Wednesday, February 6, 2008
Demand for Corporate Loans is drying up
--A new problem is rippling through credit markets: Many of the corporate loans used to finance giant buyouts in the past few years are reeling in secondary market trading, making it virtually impossible for banks to unload other commitments they have made.
--The loans of First Data Corp., which was taken private in September by Kohlberg Kravis Roberts & Co. for about $28 billion, were sold into the market this past fall at a 4% discount to their par value; they now trade in the market at a steep 11.5% discount to par value, according to Reuters LPC.
Market is reeling
--The crisis started last summer, when investors turned up their noses at billions of dollars in buyout debt, just after many buyout firms and their bankers made commitments to history-making megadeals. Many investors say January was the worst performance for this market since those summer months.
--"This is bizarre and baffling," said Thomas Ewald, chief investment officer of Invesco Senior Secured Management, on a panel at a Loan Syndication and Trading Association event Monday. "Loans trading in the 80s are typically on the verge of bankruptcy or a major restructuring event."
Demand is drooping
CLO market is reeling.
--Investment vehicles called collateralized loan obligations were huge consumers of corporate loans in 2006 and early 2007. CLOs, as they are called, hold bundles of loans and are sold to investors in slices with varying levels of risk and return. As defaults rise, demand for the riskiest pieces of these instruments is undermined.

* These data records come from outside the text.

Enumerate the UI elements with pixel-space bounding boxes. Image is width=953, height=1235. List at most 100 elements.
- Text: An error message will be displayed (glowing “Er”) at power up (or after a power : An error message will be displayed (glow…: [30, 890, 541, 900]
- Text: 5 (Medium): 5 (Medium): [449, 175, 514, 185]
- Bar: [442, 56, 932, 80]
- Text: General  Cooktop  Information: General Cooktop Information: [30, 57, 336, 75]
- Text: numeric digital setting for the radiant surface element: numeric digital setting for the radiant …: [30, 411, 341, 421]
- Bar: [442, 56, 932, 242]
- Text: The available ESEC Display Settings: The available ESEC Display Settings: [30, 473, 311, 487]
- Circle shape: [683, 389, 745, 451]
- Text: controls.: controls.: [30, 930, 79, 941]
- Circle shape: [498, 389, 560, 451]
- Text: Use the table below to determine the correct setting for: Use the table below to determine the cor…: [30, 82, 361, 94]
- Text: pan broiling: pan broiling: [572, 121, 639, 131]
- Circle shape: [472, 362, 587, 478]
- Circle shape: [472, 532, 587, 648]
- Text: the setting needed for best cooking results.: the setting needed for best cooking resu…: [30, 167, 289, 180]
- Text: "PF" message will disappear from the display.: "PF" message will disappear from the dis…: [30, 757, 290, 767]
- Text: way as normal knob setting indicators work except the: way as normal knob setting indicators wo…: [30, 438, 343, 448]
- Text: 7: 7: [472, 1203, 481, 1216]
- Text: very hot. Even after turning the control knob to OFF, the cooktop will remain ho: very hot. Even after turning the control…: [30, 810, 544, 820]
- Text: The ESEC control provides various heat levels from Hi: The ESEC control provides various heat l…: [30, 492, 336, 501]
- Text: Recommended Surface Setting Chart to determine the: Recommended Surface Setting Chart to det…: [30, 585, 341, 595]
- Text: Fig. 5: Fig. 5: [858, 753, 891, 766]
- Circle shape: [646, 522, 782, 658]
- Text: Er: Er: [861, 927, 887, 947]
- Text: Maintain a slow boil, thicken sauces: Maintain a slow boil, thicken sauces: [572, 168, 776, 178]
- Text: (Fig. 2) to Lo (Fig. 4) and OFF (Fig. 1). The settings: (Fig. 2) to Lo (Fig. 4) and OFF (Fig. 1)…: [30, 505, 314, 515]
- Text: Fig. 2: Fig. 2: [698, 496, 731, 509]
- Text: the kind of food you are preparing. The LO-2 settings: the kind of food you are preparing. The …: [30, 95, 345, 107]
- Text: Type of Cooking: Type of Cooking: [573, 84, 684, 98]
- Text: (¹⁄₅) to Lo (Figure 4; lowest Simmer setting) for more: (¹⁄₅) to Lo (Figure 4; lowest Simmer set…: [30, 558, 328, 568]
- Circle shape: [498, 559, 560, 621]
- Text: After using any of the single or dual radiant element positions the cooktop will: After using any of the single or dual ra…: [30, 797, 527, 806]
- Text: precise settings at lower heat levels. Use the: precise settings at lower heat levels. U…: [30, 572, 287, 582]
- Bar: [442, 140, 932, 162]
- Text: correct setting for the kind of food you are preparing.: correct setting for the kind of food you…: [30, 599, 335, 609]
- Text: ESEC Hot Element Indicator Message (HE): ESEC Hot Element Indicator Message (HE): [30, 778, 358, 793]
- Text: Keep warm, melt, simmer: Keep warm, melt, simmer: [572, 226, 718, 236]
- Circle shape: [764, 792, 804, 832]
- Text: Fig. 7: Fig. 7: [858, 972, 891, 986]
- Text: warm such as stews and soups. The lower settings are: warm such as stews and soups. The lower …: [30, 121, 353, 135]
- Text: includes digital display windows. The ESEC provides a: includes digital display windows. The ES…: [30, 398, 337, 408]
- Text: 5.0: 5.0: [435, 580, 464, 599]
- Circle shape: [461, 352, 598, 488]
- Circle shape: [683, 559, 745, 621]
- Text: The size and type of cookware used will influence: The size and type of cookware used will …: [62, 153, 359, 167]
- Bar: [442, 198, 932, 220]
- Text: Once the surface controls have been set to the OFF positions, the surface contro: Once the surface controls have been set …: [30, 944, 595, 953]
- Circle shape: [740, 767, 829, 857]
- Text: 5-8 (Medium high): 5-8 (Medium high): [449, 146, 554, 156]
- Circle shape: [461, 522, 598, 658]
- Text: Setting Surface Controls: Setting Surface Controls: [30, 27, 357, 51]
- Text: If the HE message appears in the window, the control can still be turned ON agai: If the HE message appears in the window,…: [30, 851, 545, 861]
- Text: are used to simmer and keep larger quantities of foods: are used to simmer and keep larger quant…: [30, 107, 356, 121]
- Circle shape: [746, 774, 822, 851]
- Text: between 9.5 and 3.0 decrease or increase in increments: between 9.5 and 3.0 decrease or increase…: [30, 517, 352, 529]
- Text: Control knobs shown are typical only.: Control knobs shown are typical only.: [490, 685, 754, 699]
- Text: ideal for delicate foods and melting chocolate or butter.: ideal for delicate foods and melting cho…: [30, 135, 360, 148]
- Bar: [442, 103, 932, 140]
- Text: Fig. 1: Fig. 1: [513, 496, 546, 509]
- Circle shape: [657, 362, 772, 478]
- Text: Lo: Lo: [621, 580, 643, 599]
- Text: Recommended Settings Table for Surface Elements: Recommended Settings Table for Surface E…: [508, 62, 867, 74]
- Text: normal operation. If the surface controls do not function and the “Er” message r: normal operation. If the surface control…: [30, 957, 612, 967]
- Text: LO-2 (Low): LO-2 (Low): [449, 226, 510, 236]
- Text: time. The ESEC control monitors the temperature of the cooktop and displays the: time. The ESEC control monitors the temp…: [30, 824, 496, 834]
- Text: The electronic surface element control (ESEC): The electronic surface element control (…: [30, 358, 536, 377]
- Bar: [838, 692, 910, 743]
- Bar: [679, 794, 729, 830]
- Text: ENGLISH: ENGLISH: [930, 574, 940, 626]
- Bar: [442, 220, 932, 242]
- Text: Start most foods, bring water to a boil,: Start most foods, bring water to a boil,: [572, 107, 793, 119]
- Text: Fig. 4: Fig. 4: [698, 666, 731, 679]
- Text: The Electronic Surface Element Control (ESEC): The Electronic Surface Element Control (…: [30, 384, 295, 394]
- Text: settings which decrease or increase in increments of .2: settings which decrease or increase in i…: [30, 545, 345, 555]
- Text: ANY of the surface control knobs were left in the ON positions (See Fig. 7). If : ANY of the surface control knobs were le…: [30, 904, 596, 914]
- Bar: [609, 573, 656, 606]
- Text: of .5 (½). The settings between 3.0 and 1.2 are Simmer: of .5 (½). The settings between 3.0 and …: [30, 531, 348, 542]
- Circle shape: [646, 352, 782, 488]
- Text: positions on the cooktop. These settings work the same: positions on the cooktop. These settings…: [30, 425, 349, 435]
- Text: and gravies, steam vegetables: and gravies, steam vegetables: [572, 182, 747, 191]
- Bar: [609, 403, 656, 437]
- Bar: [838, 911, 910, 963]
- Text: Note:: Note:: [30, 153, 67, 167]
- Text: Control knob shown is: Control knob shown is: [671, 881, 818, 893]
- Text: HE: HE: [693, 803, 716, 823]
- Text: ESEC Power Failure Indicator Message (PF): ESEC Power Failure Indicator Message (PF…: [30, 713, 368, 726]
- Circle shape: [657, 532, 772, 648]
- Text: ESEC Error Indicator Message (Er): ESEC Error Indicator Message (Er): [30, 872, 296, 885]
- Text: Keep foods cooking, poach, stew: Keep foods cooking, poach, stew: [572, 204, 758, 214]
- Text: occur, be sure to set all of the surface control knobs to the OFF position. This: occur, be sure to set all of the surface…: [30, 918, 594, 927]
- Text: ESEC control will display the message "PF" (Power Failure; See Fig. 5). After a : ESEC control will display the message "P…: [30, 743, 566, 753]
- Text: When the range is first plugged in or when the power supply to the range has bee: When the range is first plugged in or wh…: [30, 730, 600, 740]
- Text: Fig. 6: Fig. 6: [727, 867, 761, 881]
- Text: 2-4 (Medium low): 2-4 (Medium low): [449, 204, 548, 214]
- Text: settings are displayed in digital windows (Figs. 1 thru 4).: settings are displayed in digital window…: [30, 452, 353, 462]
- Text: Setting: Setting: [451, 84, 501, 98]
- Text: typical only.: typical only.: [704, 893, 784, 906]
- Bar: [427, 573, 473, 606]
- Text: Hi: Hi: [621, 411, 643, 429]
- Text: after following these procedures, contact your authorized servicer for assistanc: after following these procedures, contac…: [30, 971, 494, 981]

Less Appealing because of lowering LIBOR.
--Investment banks last year touted new investors in the loan market -- hedge funds and high-yield bond investors that crossed over into loans. Many investors were burned on their bets in buyout-related loans when their secondary market values dropped.
--Some investors are turning to moving out of loans to find better yields in fixed-rate junk bonds
Margin Call pushed out Hedge funds
--Hedge funds are also being pushed out of the market as facilities called total return swaps unwind.
--Total return swaps are set up by banks for hedge funds and other investors to buy loans with borrowed money. As the value of the loans declines, provisions in these swap agreements are being triggered that act like margin calls to unwind the contracts.
Investment Banks Panic
--The saga of Harrah's Entertainment Inc.'s loan sale is a sign of the distress in the market. Credit Suisse broke from a group of banks lined up to sell $7.25 billion in loans tied to Harrah's buyout. It offloaded its commitment of about $1 billion through derivatives transactions in December, says a person briefed on the transaction. The move sent other banks scrambling to sell some of their own Harrah's loan commitments in January, and the price of the loans dropped to between 91 and 92 cents on the dollar, bankers said.
--The transaction roiled other underwriters involved in the deal who were unable to sell their portions of Harrah's debt, but didn't want to sell it at such a steep discount.